Never. And then it had.
He had to find them before Gabriel and Aislinn realized how powerful they were together, before they harnessed the strength within his daughter and mated it to Gabriel’s skills. He was sure the possibilities were not lost on them. Together Aislinn and Gabriel could call and control an army that would flatten his forces. If they did that, he didn’t have a prayer against them.
Aodh gave a battle cry that came from the center of his being and landed on his feet, yelling his anger to the room.
 
 
“IT’S
rude to ignore a ghost.”
Gabriel shook his head and laughed. “Like it’s rude to summon a soul from the Netherworld?” They’d been “talking shop” for the last half hour. She seemed to love to discuss this topic, probably because this was the first time she’d ever been able to talk to someone who understood. “I don’t think the ghosts care much one way or another.”
She frowned at him. “Then clearly you haven’t dealt with many ghosts.”
He gave her a look. “I’m essentially what amounts to the grim reaper of the fae, Aislinn, I see them nearly every night. Most souls go with me, though. I don’t leave many behind.”
“What about the old woman who wanders the square when the moon is waning? Why did you leave her behind?”
“I can’t make them go if they don’t want to. Her name was Greta. She died during the waning moon and lived near the square. The night we came to collect her, she refused to leave her husband, but he has since moved away. She’s searching for him.”
“Did you ever go back and try to get her to come with you later?”
He sighed patiently. “I visit her at least once every couple of weeks. She always refuses to pass over. Believe me, I’m giving her many opportunities. Eventually, when she’s ready, she’ll join the hunt. Until then, she’s not hurting anyone.”
“What about the hobgoblin boy who wanders the alleys in the
ceantar láir
? He’s so sad and confused.”
“He was murdered. It was very violent. He thinks he’s still alive and won’t listen to reason.”
She pursed her lips and folded her arms over her chest. “He wails every night. He’s miserable and always refuses to talk to me even though I’ve snuck out of the Rose several times to go to him because his pull is so strong.”

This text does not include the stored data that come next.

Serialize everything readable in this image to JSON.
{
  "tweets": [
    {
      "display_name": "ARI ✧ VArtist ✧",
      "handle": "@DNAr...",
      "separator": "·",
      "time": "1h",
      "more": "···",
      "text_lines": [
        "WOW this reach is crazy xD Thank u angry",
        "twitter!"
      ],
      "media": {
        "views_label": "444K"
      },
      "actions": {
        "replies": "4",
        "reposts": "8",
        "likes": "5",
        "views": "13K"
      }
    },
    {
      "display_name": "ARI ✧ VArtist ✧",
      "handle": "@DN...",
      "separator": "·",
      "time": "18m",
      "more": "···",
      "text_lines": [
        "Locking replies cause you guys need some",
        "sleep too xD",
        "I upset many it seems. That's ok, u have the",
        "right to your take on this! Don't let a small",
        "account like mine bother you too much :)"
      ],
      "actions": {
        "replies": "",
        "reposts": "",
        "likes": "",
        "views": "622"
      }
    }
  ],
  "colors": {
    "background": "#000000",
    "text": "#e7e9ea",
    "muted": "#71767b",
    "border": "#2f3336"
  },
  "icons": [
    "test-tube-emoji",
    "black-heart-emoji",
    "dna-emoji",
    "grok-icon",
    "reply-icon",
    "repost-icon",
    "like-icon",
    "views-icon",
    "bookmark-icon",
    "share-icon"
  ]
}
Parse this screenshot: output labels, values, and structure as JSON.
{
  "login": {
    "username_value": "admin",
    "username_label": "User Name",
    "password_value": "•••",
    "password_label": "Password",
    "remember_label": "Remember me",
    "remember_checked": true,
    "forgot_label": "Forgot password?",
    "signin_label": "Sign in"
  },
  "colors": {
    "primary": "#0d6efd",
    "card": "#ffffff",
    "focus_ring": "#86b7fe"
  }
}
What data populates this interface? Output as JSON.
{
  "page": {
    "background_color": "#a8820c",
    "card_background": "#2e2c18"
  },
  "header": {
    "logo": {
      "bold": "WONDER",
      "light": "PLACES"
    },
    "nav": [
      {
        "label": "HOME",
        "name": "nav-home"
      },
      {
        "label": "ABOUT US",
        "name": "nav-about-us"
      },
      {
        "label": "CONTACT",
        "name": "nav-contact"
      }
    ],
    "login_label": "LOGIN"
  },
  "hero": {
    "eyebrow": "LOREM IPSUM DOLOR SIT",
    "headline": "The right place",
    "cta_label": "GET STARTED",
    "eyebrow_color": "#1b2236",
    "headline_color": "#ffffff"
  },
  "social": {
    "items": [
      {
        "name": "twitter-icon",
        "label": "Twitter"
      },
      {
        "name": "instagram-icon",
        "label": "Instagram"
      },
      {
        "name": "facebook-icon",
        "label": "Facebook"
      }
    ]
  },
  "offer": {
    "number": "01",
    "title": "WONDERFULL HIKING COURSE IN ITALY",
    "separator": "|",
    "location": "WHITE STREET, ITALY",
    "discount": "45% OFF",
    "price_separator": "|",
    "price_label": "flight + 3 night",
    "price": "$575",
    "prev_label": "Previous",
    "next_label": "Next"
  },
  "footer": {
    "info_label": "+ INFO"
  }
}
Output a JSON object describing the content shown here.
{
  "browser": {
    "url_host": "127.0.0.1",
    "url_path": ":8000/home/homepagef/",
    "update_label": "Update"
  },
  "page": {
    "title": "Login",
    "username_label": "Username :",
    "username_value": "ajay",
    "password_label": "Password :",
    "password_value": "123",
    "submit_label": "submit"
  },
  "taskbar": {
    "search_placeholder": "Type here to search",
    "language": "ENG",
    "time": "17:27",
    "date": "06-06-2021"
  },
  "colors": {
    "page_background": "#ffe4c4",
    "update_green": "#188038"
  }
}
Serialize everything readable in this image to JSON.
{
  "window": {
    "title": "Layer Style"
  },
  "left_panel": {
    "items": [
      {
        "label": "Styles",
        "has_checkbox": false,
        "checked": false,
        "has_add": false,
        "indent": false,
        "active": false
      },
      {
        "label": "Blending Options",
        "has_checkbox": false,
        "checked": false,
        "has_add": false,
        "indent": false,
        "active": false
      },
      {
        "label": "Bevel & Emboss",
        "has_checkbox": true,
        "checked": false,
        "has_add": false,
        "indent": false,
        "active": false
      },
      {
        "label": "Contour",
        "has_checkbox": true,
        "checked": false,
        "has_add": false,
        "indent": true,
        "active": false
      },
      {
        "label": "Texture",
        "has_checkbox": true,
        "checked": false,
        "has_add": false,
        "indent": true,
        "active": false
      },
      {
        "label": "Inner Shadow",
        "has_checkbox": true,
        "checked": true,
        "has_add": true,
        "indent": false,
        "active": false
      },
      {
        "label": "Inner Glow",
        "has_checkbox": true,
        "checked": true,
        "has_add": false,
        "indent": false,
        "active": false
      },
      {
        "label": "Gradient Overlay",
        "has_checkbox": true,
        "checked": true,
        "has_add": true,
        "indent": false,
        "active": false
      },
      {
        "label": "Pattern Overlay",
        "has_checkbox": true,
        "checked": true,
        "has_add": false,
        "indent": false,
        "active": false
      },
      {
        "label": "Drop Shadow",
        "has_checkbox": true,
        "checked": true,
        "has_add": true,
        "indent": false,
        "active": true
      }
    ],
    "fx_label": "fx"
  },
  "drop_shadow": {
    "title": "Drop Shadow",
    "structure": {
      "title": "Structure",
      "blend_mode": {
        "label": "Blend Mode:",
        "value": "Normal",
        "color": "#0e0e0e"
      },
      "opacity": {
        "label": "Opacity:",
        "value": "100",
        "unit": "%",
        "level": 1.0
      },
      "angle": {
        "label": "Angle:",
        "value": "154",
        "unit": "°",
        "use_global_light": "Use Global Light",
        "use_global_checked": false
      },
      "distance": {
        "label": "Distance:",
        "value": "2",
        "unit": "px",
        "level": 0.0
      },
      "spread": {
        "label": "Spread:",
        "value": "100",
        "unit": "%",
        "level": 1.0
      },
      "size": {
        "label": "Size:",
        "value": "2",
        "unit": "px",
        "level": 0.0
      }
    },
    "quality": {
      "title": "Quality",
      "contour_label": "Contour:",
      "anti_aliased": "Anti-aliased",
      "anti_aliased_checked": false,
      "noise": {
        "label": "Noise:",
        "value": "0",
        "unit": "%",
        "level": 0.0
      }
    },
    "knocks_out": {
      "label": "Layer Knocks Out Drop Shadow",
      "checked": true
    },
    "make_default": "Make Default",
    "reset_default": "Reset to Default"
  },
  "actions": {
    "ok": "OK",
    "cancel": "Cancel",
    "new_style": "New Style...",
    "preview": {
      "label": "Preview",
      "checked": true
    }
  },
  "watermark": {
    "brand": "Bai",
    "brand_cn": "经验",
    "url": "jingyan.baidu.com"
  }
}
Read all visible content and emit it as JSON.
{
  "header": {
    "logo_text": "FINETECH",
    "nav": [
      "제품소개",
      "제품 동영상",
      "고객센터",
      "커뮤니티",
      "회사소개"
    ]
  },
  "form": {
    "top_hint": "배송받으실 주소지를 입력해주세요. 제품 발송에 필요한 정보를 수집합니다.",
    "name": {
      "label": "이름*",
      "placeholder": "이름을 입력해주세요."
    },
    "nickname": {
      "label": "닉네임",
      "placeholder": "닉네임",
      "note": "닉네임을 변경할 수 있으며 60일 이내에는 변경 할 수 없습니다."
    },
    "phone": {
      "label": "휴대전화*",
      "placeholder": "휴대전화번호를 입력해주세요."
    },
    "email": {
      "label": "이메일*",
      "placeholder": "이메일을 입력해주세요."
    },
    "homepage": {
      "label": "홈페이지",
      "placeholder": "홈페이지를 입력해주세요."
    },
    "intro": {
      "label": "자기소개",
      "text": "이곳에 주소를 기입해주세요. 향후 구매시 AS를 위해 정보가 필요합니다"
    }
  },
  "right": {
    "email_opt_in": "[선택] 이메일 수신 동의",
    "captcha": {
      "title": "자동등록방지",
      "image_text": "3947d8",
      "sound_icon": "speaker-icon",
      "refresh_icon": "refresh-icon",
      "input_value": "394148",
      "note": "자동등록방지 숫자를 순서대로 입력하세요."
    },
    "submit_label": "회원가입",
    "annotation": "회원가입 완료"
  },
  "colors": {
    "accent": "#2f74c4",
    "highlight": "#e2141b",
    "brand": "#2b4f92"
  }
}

“Sometimes they need time to figure things out. Eventually he’ll come to understand that he’s dead and better off leaving this place and moving on. You can’t rush it, though. They do it in their own time. Sometimes they stay behind because they’re not ready to say good-bye to a loved one yet, or sometimes they feel like they have a job they need to do before they pass over. I don’t forget about them, Aislinn, not any of them. I can’t. They pull at me, every single soul that doesn’t cross over. It’s a part of being the Lord of the Wild Hunt.”
“Did you ever find his killer?”
The other job of the Wild Hunt was to mete out punishment to murderers. The hunt hounds sniffed out fae who had killed innocents in cold blood. The Wild Hunt swept the souls of those fae from their bodies so they wouldn’t be left to endanger others. The justice was swift, clean, and never misplaced. Because the punishment was sanctioned by Danu and the gods, murder was a rare crime in Piefferburg. The only fae exempt from the Wild Hunt were those who killed in self-defense, in legitimate euthanasia . . . and the royals.
The royals and those under their orders could literally get away with murder.